The Western District framed the issue this way:

we consider whether Pope was injured because he was at work as opposed to becoming injured merely while he was at work.

The court sifted the facts that Jason presented, noting that Jason was following instructions from his supervisor to move motorcycles into the upper showroom. When he fell, he was on his way to check with his supervisor to make sure that he was done for the day. He couldn’t reach the supervisor without walking down stairs. His boots didn’t cause him to fall. His own physiology did not cause his injury. The court concluded that these facts  (and some others)

reasonably support a finding that Pope’s injury was causally connected to his work activity, i. e., a risk related to his employment as opposed to a risk to which he was equally exposed in his normal, non-employment life.

 

Before the 2005 amendments to the workers’ compensation statutes, the cause of Jason Pope’s injury would not have been an issue. The employer’s insurance company would have paid the same claim that it would have ended up paying, sooner though and without two appeals.

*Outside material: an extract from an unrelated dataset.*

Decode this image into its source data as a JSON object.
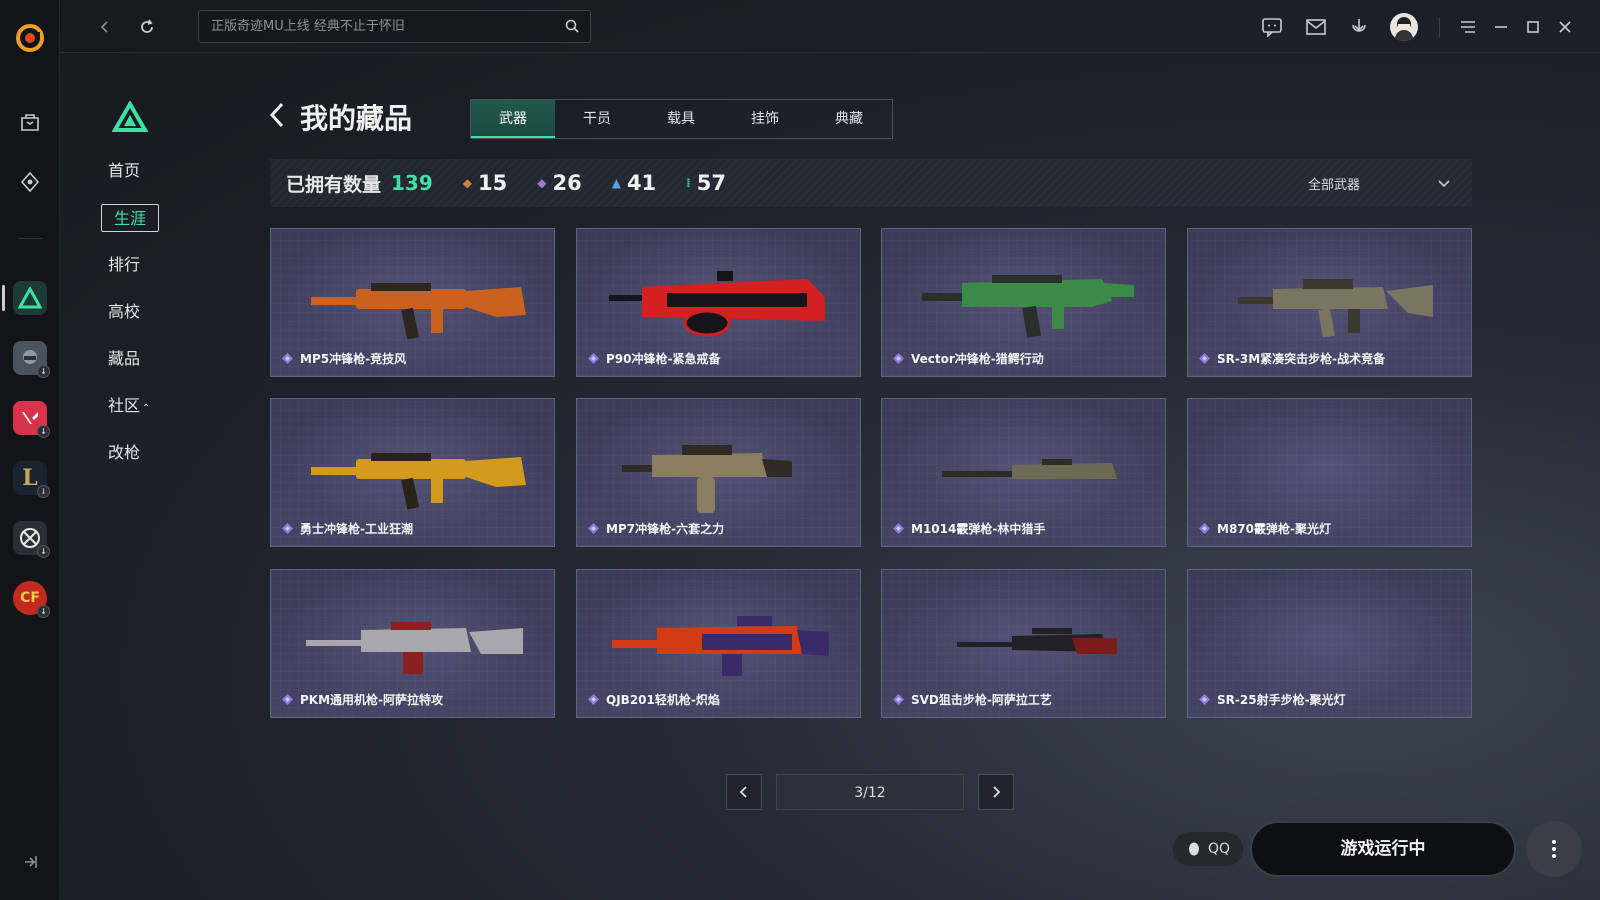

Policy should not be made on the basis of an isolated anecdote, such as this true story about Jason Pope.  As the number of similar cases accumulates, the workers’ comp insurance industry will be in a position to determine whether the 2005 reforms save money for employers and are of a general benefit to the economy. For now, there can be no question that the burden of the reforms falls on injured employees, some of them unable to work, and health care providers which are awaiting payment.